I got in my car and back on the road, feeling like I had regained some control over myself, and picked up Lulu, who plead with me to let her drive, never mind she was too young to have her license. Her talk caused me more discomfort—I didn’t want her to think me helpless. I snapped: I can do it, don't worry! I didn't take any pain medication at the hospital! Enough! You will listen! I was in control, yes I was.
Sunday morning I woke to a terrible headache and a call from the hospital, someone telling me that the radiologist had found a fracture in my tenth rib, and continued rest was the cure.

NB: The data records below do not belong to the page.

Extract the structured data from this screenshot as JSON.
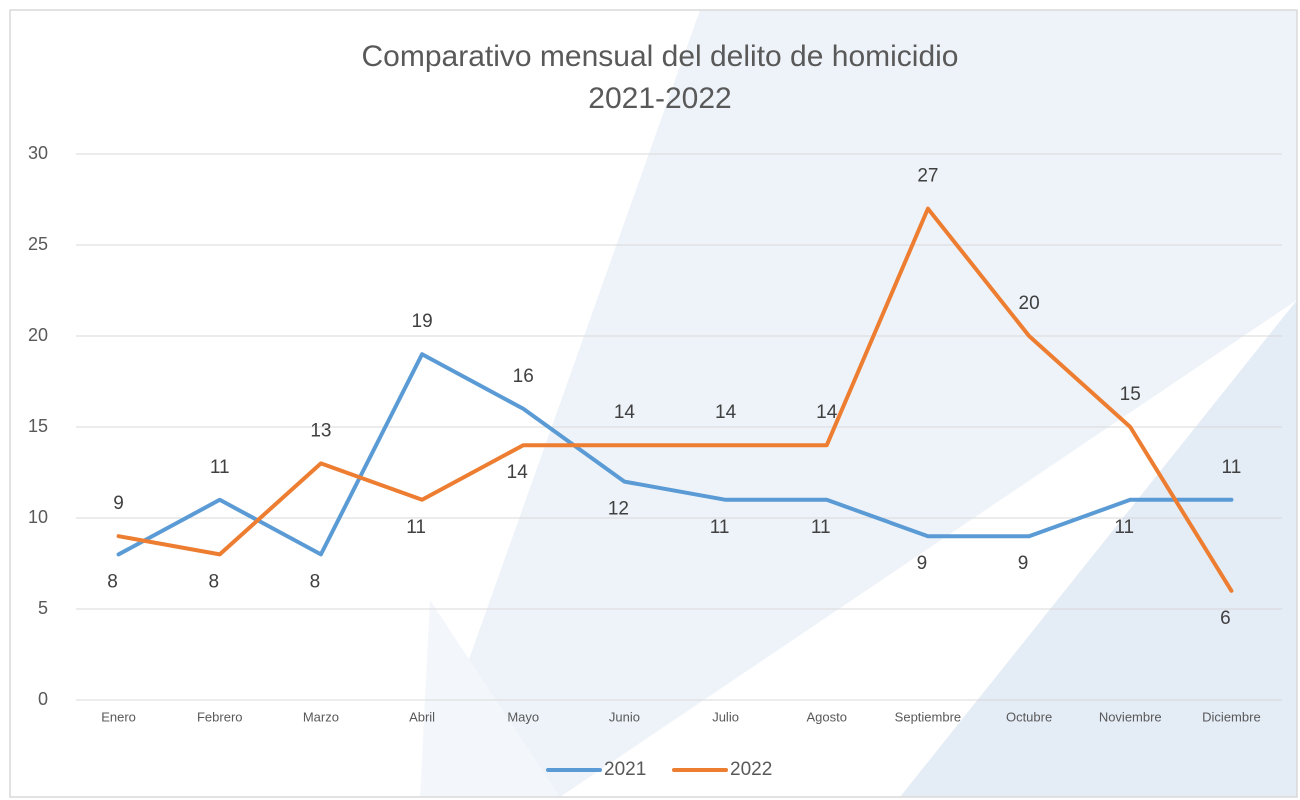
{
  "chart_data": {
    "type": "line",
    "title": "Comparativo mensual del delito de homicidio",
    "subtitle": "2021-2022",
    "categories": [
      "Enero",
      "Febrero",
      "Marzo",
      "Abril",
      "Mayo",
      "Junio",
      "Julio",
      "Agosto",
      "Septiembre",
      "Octubre",
      "Noviembre",
      "Diciembre"
    ],
    "series": [
      {
        "name": "2021",
        "color": "#5b9bd5",
        "values": [
          8,
          11,
          8,
          19,
          16,
          12,
          11,
          11,
          9,
          9,
          11,
          11
        ]
      },
      {
        "name": "2022",
        "color": "#ed7d31",
        "values": [
          9,
          8,
          13,
          11,
          14,
          14,
          14,
          14,
          27,
          20,
          15,
          6
        ]
      }
    ],
    "ylim": [
      0,
      30
    ],
    "yticks": [
      0,
      5,
      10,
      15,
      20,
      25,
      30
    ],
    "grid": true,
    "legend": "bottom"
  }
}
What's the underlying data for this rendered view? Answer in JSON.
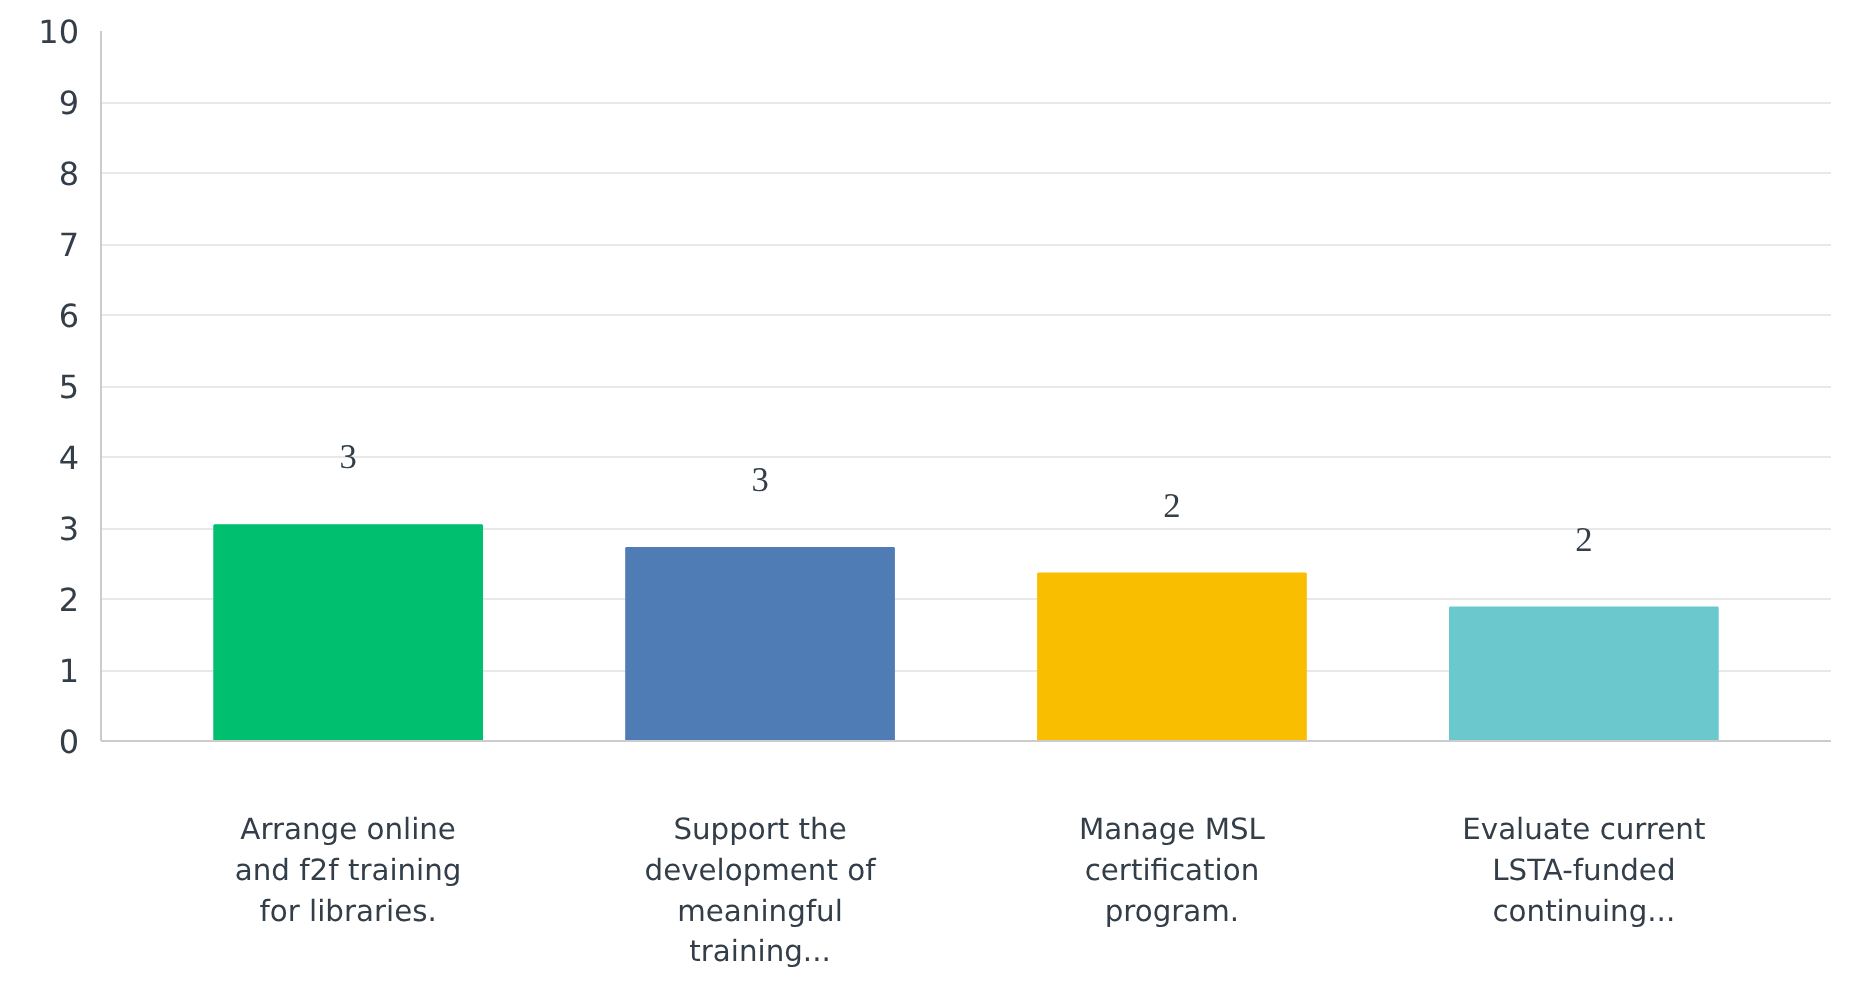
{
  "chart_data": {
    "type": "bar",
    "categories": [
      "Arrange online and f2f training for libraries.",
      "Support the development of meaningful training...",
      "Manage MSL certification program.",
      "Evaluate current LSTA-funded continuing..."
    ],
    "values": [
      3.04,
      2.72,
      2.36,
      1.88
    ],
    "colors": [
      "#00bf6f",
      "#507cb6",
      "#f9be00",
      "#6bc8cd"
    ],
    "value_labels": [
      "3",
      "3",
      "2",
      "2"
    ],
    "ylim": [
      0,
      10
    ],
    "yticks": [
      0,
      1,
      2,
      3,
      4,
      5,
      6,
      7,
      8,
      9,
      10
    ],
    "grid": "y"
  }
}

On the couch, sore and sallow, I wondered if I would, or should, ever leap again. I’d never before broken a bone, I told Lu. Lots of sprains, scrapes and knocks, but no breaks, and I marveled at hearing myself say these words, how it is that I managed to live through decades without one serious injury. What the rib break indicated, I was sure now, was a brake— a signal to yield to the years. And the headache was a trumpet in my ear, a high decibel warning that I was moving closer to extinction. Soon, like the old photos, I would be only a memory, and then, nothing, nothing at all.
I looked at Lu and smiled, Is there a Spider Woman?
Lulu scanned the picture of the bridge on my phone, gave me a hard look, and said, Don't go out alone like that again. Not ever again.